Okay, so the dollar is done. What comes next? Probably nothing major. I don't think that the Yuan will become the reserve currency, or that we'll move back to the gold standard (although global reserves will be held increasingly in gold). But the U.S. dollar will no longer be the uncontested reserve currency. The world will once again be multipolar, with the U.S. just one of multiple competing forces, and not necessarily the strongest one.

In the long run (10+ years) I expect gold to significantly outperform treasuries.

The weaponization of the dollar has been one of the worse policy decisions in the history of our country. The only reason we've been able to float such insane deficits, and largely skate through innumerable corrupt bailouts or foreign wastes of lives and treasure, is because our debt to GDP ratio doesn't matter. Because the dollar isn't just backed by our own economy, but all the goods in the world that trade in dollars. It's a cushy gig if you can get it, and we've gone and made getting off the USD a national security issue to any country that values its sovereignty.

I see people mock dedollarization. That the process of getting off the USD will be so painful for these countries that they'll never do it. And I can't completely discount that. But it does stink of hubris, and countries may judge (correctly) that the pain of getting off the dollar is less than the pain of staying on it.

My main issue is that I agree with all this, but I've been crying "wolf" a long with Ron Paul for more than a quarter century now.

Our deficits and foreign policy have seemed like intractable problems to me for so long I don't understand how we're still going, that anyone can justify buying T-bills with our attitude towards spending.

It just feels all made up. At least until the military industrial complex falls a couple more notches.

You say that weaponization of the dollar was bad policy, but then you give examples of a long list of bad policy decisions the US government would not have been able to pursue if it couldn't borrow infinite dollars.

To me it sounds like the Western governments would in general be better managed if they faced some budgetary constraints.

I sincerely hope so.

Alternately, it could result in no more Western governments. During Rome's constant decline and mismanagement, hardly anybody in any position of power ever went "Woah woah woah, we have straight up squandered our resources! This can't go on forever! We gotta get on the right track!" Of the few who tried, many were put to the sword when the dependents of the state revolted at austerity. Of the few who survived that bottleneck, their meager accomplishments were often squandered and set even further back by their unworthy successors. And eventually, at the end of it all, the empire entirely dissolved, overrun by foreign tribes with foreign customs, and a cult worshipping what arguably killed the empire was left in it's place.

I think it's far more likely there is no Unites States of America, replaced by a confederation of racialized kingdoms (none of which are white), loosely paying lip service to an institutionalized cult of woke dedicated to constant polemics about the sins of whiteness, and good riddance to them all.

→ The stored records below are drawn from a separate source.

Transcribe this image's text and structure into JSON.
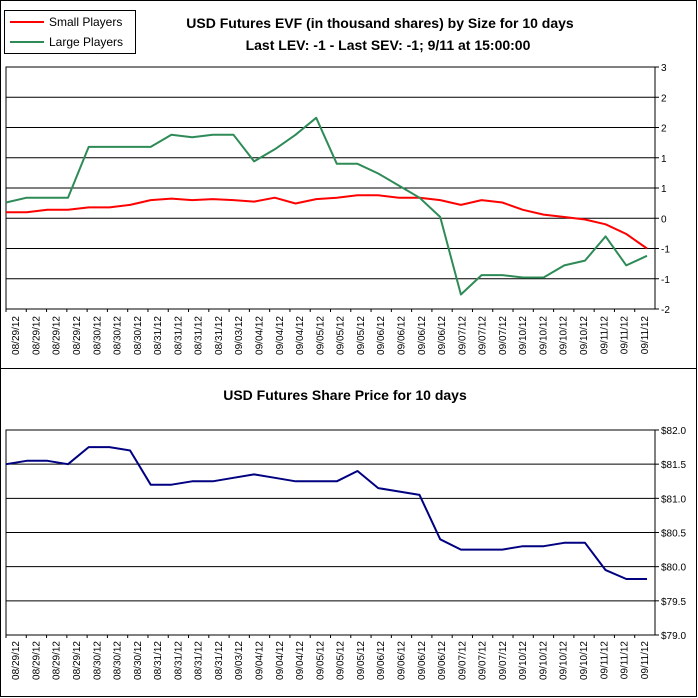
{
  "chart_data": [
    {
      "type": "line",
      "title": "USD Futures EVF (in thousand shares) by Size for 10 days",
      "subtitle": "Last LEV: -1 - Last SEV: -1; 9/11 at 15:00:00",
      "legend_position": "top-left",
      "grid": true,
      "ylim": [
        -2,
        3
      ],
      "y_tick_labels": [
        "3",
        "2",
        "2",
        "1",
        "1",
        "0",
        "-1",
        "-1",
        "-2"
      ],
      "x_tick_labels": [
        "08/29/12",
        "08/29/12",
        "08/29/12",
        "08/29/12",
        "08/30/12",
        "08/30/12",
        "08/30/12",
        "08/31/12",
        "08/31/12",
        "08/31/12",
        "08/31/12",
        "09/03/12",
        "09/04/12",
        "09/04/12",
        "09/04/12",
        "09/05/12",
        "09/05/12",
        "09/05/12",
        "09/06/12",
        "09/06/12",
        "09/06/12",
        "09/06/12",
        "09/07/12",
        "09/07/12",
        "09/07/12",
        "09/10/12",
        "09/10/12",
        "09/10/12",
        "09/10/12",
        "09/11/12",
        "09/11/12",
        "09/11/12"
      ],
      "series": [
        {
          "name": "Small Players",
          "color": "#ff0000",
          "values": [
            0.0,
            0.0,
            0.05,
            0.05,
            0.1,
            0.1,
            0.15,
            0.25,
            0.28,
            0.25,
            0.27,
            0.25,
            0.22,
            0.3,
            0.18,
            0.27,
            0.3,
            0.35,
            0.35,
            0.3,
            0.3,
            0.25,
            0.15,
            0.25,
            0.2,
            0.05,
            -0.05,
            -0.1,
            -0.15,
            -0.25,
            -0.45,
            -0.75
          ]
        },
        {
          "name": "Large Players",
          "color": "#2e8b57",
          "values": [
            0.2,
            0.3,
            0.3,
            0.3,
            1.35,
            1.35,
            1.35,
            1.35,
            1.6,
            1.55,
            1.6,
            1.6,
            1.05,
            1.3,
            1.6,
            1.95,
            1.0,
            1.0,
            0.8,
            0.55,
            0.3,
            -0.1,
            -1.7,
            -1.3,
            -1.3,
            -1.35,
            -1.35,
            -1.1,
            -1.0,
            -0.5,
            -1.1,
            -0.9
          ]
        }
      ]
    },
    {
      "type": "line",
      "title": "USD Futures Share Price for 10 days",
      "grid": true,
      "ylim": [
        79.0,
        82.0
      ],
      "y_tick_labels": [
        "$82.0",
        "$81.5",
        "$81.0",
        "$80.5",
        "$80.0",
        "$79.5",
        "$79.0"
      ],
      "x_tick_labels": [
        "08/29/12",
        "08/29/12",
        "08/29/12",
        "08/29/12",
        "08/30/12",
        "08/30/12",
        "08/30/12",
        "08/31/12",
        "08/31/12",
        "08/31/12",
        "08/31/12",
        "09/03/12",
        "09/04/12",
        "09/04/12",
        "09/04/12",
        "09/05/12",
        "09/05/12",
        "09/05/12",
        "09/06/12",
        "09/06/12",
        "09/06/12",
        "09/06/12",
        "09/07/12",
        "09/07/12",
        "09/07/12",
        "09/10/12",
        "09/10/12",
        "09/10/12",
        "09/10/12",
        "09/11/12",
        "09/11/12",
        "09/11/12"
      ],
      "series": [
        {
          "color": "#000080",
          "values": [
            81.5,
            81.55,
            81.55,
            81.5,
            81.75,
            81.75,
            81.7,
            81.2,
            81.2,
            81.25,
            81.25,
            81.3,
            81.35,
            81.3,
            81.25,
            81.25,
            81.25,
            81.4,
            81.15,
            81.1,
            81.05,
            80.4,
            80.25,
            80.25,
            80.25,
            80.3,
            80.3,
            80.35,
            80.35,
            79.95,
            79.82,
            79.82
          ]
        }
      ]
    }
  ]
}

The weaponization of the dollar has been one of the worse policy decisions in the history of our country.

There's a joke to be made here about which historically terrible policy will be bumped out of the top 5/10/15/25, but there's too many to make it work well.

I see people mock dedollarization. That the process of getting off the USD will be so painful for these countries that they'll never do it. And I can't completely discount that. But it does stink of hubris, and countries may judge (correctly) that the pain of getting off the dollar is less than the pain of staying on it.

Part of the issue that leads to the mockery is framing it as 'getting off the dollar' in the first place. It treats the dollar as a mechanical instrument issue which will be resolved if your substitute the medium with something else, as opposed to a financial system issue which doesn't actually need a dollar currency to be exchanged to still work.